By Nikhil Kumar, Founder of LandKit. Last updated May 2026.
You can already see them in your access logs. The question is whether the bot calling itself GPTBot is actually GPTBot, what each one is doing with your pages, and which to wave through.
This 2026 AI crawlers list covers the 14 user agents that account for nearly every AI crawl request hitting public websites today. For each bot you get the exact user agent string, what the bot does (training, inference, search indexing), how to verify it in server logs, and a recommendation on whether to allow or block it based on your business model. Cloudflare's Q1 2026 network data shows AI crawlers now generate 22% of all bot traffic, so getting this list right has real consequences for your traffic and your training-data exposure.
What is the difference between a training crawler, an inference fetcher, and an AI search bot?
Training crawlers download pages in bulk to feed model training datasets and send back roughly zero referral traffic. Inference fetchers pull a specific URL only when a user types a prompt that needs it, behaving more like a browser than a spider. AI search bots index content for citation inside ChatGPT Search, Claude, Perplexity, and Gemini answers, and these are the only AI bots that send meaningful traffic back to your site.
The categories matter because the right block decision depends on which one you are looking at.

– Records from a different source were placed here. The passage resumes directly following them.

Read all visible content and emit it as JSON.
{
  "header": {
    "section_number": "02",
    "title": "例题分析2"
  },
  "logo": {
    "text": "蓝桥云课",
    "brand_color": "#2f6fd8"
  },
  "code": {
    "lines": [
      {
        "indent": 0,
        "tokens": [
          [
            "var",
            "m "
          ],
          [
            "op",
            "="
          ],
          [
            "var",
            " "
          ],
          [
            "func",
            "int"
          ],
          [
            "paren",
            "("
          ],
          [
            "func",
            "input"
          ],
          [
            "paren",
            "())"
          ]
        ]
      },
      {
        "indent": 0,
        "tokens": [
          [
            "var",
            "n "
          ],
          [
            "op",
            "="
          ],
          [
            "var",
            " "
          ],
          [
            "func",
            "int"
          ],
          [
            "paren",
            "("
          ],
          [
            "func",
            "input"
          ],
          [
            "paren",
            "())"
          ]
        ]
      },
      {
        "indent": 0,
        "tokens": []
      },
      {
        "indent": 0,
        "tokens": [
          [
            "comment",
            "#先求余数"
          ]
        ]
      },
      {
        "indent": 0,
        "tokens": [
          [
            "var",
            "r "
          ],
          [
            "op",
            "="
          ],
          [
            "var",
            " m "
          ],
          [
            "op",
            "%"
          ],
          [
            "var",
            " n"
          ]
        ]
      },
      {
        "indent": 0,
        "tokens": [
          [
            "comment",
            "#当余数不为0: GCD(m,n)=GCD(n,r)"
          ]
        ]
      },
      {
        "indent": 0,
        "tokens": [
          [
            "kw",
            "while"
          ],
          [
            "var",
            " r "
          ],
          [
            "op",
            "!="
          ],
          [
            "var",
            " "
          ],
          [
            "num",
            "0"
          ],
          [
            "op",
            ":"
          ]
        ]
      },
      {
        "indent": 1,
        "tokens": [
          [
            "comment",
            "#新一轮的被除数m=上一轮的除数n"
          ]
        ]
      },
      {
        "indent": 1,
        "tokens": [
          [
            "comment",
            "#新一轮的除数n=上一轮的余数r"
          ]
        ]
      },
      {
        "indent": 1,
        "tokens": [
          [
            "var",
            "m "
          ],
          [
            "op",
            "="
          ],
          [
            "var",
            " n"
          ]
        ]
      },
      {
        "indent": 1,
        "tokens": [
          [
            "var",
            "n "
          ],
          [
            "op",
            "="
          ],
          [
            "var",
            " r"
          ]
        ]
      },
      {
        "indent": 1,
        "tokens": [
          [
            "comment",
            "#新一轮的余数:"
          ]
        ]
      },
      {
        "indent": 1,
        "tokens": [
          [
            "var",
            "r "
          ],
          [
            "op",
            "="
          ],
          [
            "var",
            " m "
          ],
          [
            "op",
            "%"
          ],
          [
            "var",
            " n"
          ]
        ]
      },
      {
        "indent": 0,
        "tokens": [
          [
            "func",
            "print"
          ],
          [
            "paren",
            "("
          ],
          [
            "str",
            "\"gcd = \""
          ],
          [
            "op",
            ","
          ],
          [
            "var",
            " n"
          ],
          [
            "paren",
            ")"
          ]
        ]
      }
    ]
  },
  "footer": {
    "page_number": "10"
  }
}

A training crawler has no upside for you unless you want your content in the model. An AI search bot is the closest thing to Googlebot in this stack and blocking it kills your AI citation surface.
According to Cloudflare's crawl-to-click gap analysis published in 2025, dedicated AI training crawlers generated 49.9% of all AI bot traffic by Q1 2026, hitting the 50% milestone a full quarter ahead of the previous forecast.
The crawl-to-refer ratio numbers tell the story even more brutally. Anthropic's ClaudeBot crawls 20,583 pages for every one referral it sends back, per Cloudflare's Q1 2026 Radar publisher analysis. OpenAI sits at 1,255:1. Meta sends zero.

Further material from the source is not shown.